The FightCSAM portfolio is the buildable layer beneath the detection landscape — designed so any platform can wire up the same protection as a much larger one, without weeks of per-provider integration. The pieces a developer reaches for first:

  • hashkit — one Rust/WASM perceptual-hashing API that runs identically server-side and at the edge.
  • hashkit-match — multi-index Hamming-distance matching that stays sub-linear across millions of hashes.
  • detectkit-test — benign conformance vectors for validating a matcher without real material.
  • The integration and list-infrastructure tools — drop-in middleware that compresses PhotoDNA-style onboarding and standardizes CyberTipline reporting payloads.

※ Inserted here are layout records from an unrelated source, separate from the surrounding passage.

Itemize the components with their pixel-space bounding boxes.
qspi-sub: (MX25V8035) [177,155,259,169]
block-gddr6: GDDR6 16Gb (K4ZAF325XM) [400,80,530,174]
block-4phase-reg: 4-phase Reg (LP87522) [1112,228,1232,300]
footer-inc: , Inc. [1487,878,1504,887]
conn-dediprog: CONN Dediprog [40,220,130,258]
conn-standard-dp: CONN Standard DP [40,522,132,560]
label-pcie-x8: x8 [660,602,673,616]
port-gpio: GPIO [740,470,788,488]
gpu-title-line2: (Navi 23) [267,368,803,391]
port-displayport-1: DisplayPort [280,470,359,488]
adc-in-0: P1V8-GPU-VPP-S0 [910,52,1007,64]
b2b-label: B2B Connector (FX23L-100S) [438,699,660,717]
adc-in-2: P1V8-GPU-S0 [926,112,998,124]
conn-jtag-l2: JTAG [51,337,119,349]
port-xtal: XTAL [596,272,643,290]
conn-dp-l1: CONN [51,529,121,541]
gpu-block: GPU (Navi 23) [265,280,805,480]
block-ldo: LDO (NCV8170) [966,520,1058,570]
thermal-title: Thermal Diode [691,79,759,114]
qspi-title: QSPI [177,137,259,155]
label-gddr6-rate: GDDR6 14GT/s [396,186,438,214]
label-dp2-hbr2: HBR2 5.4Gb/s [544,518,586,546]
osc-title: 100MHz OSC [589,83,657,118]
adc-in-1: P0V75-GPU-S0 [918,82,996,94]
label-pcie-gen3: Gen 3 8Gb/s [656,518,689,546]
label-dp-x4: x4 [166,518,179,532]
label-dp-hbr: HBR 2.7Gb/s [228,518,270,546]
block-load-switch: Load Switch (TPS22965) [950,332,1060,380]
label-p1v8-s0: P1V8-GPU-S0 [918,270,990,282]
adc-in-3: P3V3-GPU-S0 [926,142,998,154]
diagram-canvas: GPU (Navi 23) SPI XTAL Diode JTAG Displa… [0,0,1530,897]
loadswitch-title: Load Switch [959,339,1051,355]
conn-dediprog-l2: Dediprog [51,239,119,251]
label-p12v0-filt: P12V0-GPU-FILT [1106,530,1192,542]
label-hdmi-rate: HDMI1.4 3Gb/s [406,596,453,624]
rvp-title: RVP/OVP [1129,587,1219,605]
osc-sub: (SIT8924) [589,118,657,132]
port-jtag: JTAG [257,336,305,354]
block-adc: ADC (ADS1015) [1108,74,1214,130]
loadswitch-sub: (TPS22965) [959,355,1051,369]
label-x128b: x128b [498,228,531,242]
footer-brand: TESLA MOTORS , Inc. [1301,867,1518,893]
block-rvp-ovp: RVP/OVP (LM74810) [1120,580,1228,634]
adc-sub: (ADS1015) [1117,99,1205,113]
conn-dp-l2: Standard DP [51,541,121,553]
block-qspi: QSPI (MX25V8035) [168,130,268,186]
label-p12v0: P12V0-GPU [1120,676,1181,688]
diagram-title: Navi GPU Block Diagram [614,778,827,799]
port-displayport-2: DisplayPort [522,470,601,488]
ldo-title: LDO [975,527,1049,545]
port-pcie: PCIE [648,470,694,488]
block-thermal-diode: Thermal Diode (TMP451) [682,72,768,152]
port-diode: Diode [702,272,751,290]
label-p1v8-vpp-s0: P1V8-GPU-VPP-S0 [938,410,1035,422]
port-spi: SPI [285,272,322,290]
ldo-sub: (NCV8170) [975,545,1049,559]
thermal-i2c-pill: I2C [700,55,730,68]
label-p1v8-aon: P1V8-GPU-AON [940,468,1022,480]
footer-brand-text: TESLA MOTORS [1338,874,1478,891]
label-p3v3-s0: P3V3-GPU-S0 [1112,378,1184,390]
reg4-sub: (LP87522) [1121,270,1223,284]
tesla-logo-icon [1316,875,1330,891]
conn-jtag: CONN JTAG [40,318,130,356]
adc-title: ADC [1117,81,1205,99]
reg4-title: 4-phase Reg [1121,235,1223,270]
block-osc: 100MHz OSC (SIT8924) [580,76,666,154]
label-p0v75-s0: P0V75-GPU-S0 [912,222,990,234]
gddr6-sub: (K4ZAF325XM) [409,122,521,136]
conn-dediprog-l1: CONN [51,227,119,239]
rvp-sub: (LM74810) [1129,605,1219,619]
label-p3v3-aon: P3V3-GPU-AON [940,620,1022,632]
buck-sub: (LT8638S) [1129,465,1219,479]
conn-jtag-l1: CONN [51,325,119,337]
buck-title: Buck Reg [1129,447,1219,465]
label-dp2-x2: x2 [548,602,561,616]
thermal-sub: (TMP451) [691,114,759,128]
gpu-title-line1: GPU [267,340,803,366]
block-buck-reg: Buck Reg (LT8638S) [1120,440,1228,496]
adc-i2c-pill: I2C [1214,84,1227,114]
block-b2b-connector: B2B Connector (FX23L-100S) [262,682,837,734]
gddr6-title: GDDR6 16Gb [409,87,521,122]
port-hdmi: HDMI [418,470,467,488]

Every package ships under a safety policy enforced in CI: no hash-list filenames, no image binaries outside a tight allowlist, no credential patterns. The repository and per-tool status live on the tools page.

08 · Where to start

A first-week sequence for a small team.

If you host user images or run generation and have nothing in place, this order gets you from zero to a defensible baseline without waiting on any single gated dependency:

  • Day 1 — start the gated requests. File for PhotoDNA and NCMEC Hash Sharing access now; they take time. In parallel, stand up open PDQ hashing so you are not blocked waiting.
  • Day 2–3 — build ingest and hashing. Hash every uploaded or generated image on ingest with hashkit; store references, never the material itself.
  • Day 3–4 — wire matching and the handler. Match against your available list with hashkit-match; implement the match handler with the no-copy guarantee and a human-review queue. Test it end-to-end with detectkit-test vectors.
  • Day 5 — reporting and escalation. Integrate the CyberTipline report path, designate a primary and backup reporter, and write down the legal-escalation contact. Document the whole flow for the audit you will face later.

That is the minimum viable stack. The strategic version — what to add as you scale, and where executives face personal exposure — is in For Tech CEOs; the audit and documentation companion is For Compliance Teams.

Where this material lives

Reference into the research and the repo.

The pages worth bookmarking for the deeper picture:

Notes on this page

  • Implementation guidance, not legal advice. The § 2258A reporting duty and the handling rules carry criminal exposure; counsel experienced in child-safety law is the right escalation for entity-specific questions.
  • Tool and vendor naming is descriptive of the working ecosystem, not an endorsement. We are not affiliated with the named providers.
  • The single most important line on this page: a match flags a location and a hash, never a saved copy. If your design ever needs the bytes somewhere new, stop and re-read Handling a match.
  • If your team is exposed to this material operationally, the mental-health load is real. See For Survivors for the trauma-informed resources we'd point a reviewer toward.